Glass Expansion has several new products this year for ICP analysis: an improved demountable torch, an O-ring-free nebulizer, an argon filter, and a gas temperature regulator.

Hellma has three new fiber probes available: a ruggedized standard probe, a high-temperature probe, and a reduced-diameter probe.

New Era offers a micropipet system that prevents sample cross-contamination from carryover.

Ocean Optics is improving its SERS systems by offering prepared substrates.

PIKE has an extended-height specular reflection accessory that enables reflection to occur at angles up to 10 degrees, a low-volume heated gas cell, and an automated stage.

Spectral Evolution has a mini-probe and an integrating sphere for diffuse reflection measurements. Thermo offers an FT-IR microscope with “point and shoot” capability.

Valco (VICI) provides a hermetically sealed cell for its ion mobility spectrometer.

Wasatch Photonics provides Raman fiber probes to match its instruments, thus providing optimum signal characteristics.

XRF Scientific has expanded its automatic weighing capabilities to include a 30-sample carousel.


Several new components (Table XIII) addressed classic needs, with offerings such as customizable blaze gratings and calibration sources. The surge of new lasers seen in 2016 did not repeat, with only a few novel lasers being introduced. This year, optical components seem to predominate.



The line of external cavity laser kits from Alpes Lasers is designed for single-mode operation with wide spectral tunability.

Avantes has wavelength calibration systems with mercury-argon, neon, argon, zinc, and cadmium versions.

Cobolt shows off two lasers: a high-performance frequency-stabilized diode laser at 405nm with power up to 30mW, and a high-performance, ultracompact, Q-switched diod-pumped solid-state laser (DPSSL) at 1064 nm, with a combination of high pulse repetition rates (>7 kHz), high average power (up to 1 W), and short pulse lengths (<5 ns).

Holographix now offers custom blazed diffraction gratings.

Microcertec has a new 3D (2D–1D) packaging method.

New Infrared Technologies has a mid-IR compact spectrometer whose core includes a 256-pixel uncooled infrared sensor with a linear variable filter.

Amptek has a series of new X-ray detectors, with improved quality.

XOS has a system for interchanging X-ray sources.

Howard Mark serves on the Editorial Advisory Board of Spectroscopy and is a regular coauthor of the “Chemometrics in Spectroscopy” column.
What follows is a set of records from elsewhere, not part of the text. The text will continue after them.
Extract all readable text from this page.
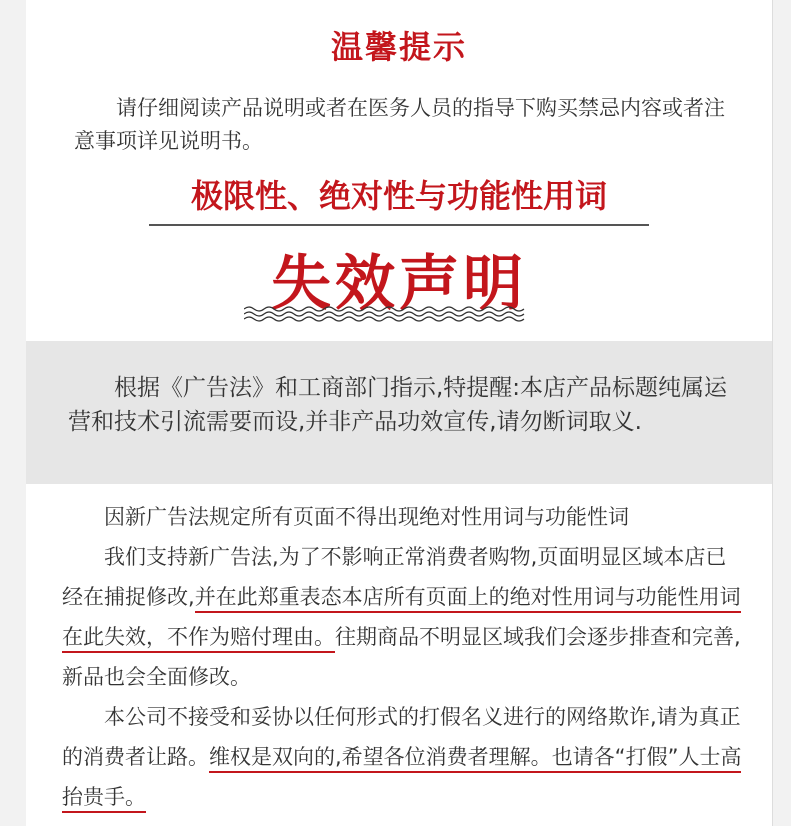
温馨提示

请仔细阅读产品说明或者在医务人员的指导下购买禁忌内容或者注意事项详见说明书。

极限性、绝对性与功能性用词
失效声明

根据《广告法》和工商部门指示,特提醒:本店产品标题纯属运营和技术引流需要而设,并非产品功效宣传,请勿断词取义.

因新广告法规定所有页面不得出现绝对性用词与功能性词

我们支持新广告法,为了不影响正常消费者购物,页面明显区域本店已经在捕捉修改,并在此郑重表态本店所有页面上的绝对性用词与功能性用词在此失效，不作为赔付理由。往期商品不明显区域我们会逐步排查和完善,新品也会全面修改。

本公司不接受和妥协以任何形式的打假名义进行的网络欺诈,请为真正的消费者让路。维权是双向的,希望各位消费者理解。也请各“打假”人士高抬贵手。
He also runs a consulting service, Mark Electronics, in Suffern, New York. Mike Bradley also serves on Spectroscopy’s Editorial Advisory Board and is a Senior Manager, Product Applications at Thermo Fisher Scientific in Madison, Wisconsin. Direct correspondence to


The online version of this article has been updated to address an omission in the print version. Table II and the section on atomic spectroscopy now include information about PerkinElmer’s NexION 2000 ICP-MS instrument, which was inadvertently left out of the original print version of this article.